The study, commissioned by Hubrx and carried out by Communications International Group, found 43 per cent of pharmacies do not have time to provide more services.
Sixty-seven per cent think their patients are more likely to go them for clinical services since the pandemic started while 60 per cent said they are interested in hub and spoke dispensing to help them deliver more services.
HubRx CEO Daniel Lee (pictured) said the model, which is due to undergo a public consultation on legislation to introduce it in England, “has the potential to free up significant time” in pharmacies “by taking away a lot of the more mundane tasks.”
“We firmly believe that the future of independent pharmacies is in offering a wider range of clinical services to patients within their own community,” he said.
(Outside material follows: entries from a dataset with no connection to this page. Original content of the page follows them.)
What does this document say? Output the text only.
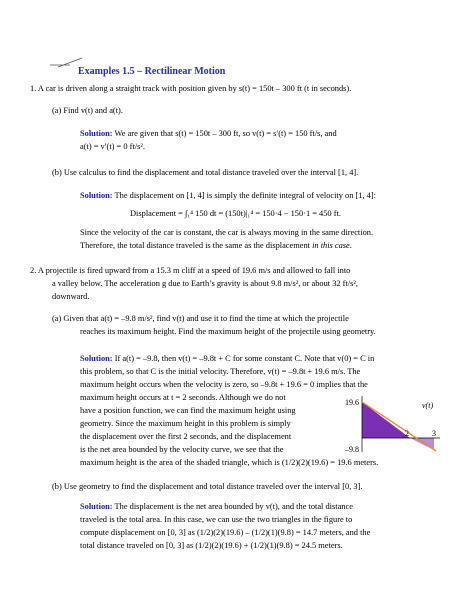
Examples 1.5 – Rectilinear Motion
1. A car is driven along a straight track with position given by s(t) = 150t – 300 ft (t in seconds).
(a) Find v(t) and a(t).
Solution: We are given that s(t) = 150t – 300 ft, so v(t) = s′(t) = 150 ft/s, and
a(t) = v′(t) = 0 ft/s².
(b) Use calculus to find the displacement and total distance traveled over the interval [1, 4].
Solution: The displacement on [1, 4] is simply the definite integral of velocity on [1, 4]:
Displacement = ∫₁⁴ 150 dt = (150t)|₁⁴ = 150·4 − 150·1 = 450 ft.
Since the velocity of the car is constant, the car is always moving in the same direction.
Therefore, the total distance traveled is the same as the displacement in this case.
2. A projectile is fired upward from a 15.3 m cliff at a speed of 19.6 m/s and allowed to fall into
a valley below. The acceleration g due to Earth’s gravity is about 9.8 m/s², or about 32 ft/s²,
downward.
(a) Given that a(t) = –9.8 m/s², find v(t) and use it to find the time at which the projectile
reaches its maximum height. Find the maximum height of the projectile using geometry.
Solution: If a(t) = –9.8, then v(t) = –9.8t + C for some constant C. Note that v(0) = C in
this problem, so that C is the initial velocity. Therefore, v(t) = –9.8t + 19.6 m/s. The
maximum height occurs when the velocity is zero, so –9.8t + 19.6 = 0 implies that the
maximum height occurs at t = 2 seconds. Although we do not
have a position function, we can find the maximum height using
geometry. Since the maximum height in this problem is simply
the displacement over the first 2 seconds, and the displacement
is the net area bounded by the velocity curve, we see that the
maximum height is the area of the shaded triangle, which is (1/2)(2)(19.6) = 19.6 meters.
19.6
–9.8
2	3
v(t)
(b) Use geometry to find the displacement and total distance traveled over the interval [0, 3].
Solution: The displacement is the net area bounded by v(t), and the total distance
traveled is the total area. In this case, we can use the two triangles in the figure to
compute displacement on [0, 3] as (1/2)(2)(19.6) – (1/2)(1)(9.8) = 14.7 meters, and the
total distance traveled on [0, 3] as (1/2)(2)(19.6) + (1/2)(1)(9.8) = 24.5 meters.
“The potential for this is huge but, the time it takes to dispense in store means pharmacists simply don’t have the time to take on these new services or even upskill themselves and their staff to be able to offer them in the future.”
CIG’s research found independents want to take on more NHS and private services such as Botox, autoimmune screening, UTI treatment and needle exchange.
“By freeing up this capacity pharmacists can upskill both themselves and their staff to take on more services which will offer greater reward both financially and professionally, while also enabling them to better serve their community and reduce pressure on GP surgeries,” Mr Lee added.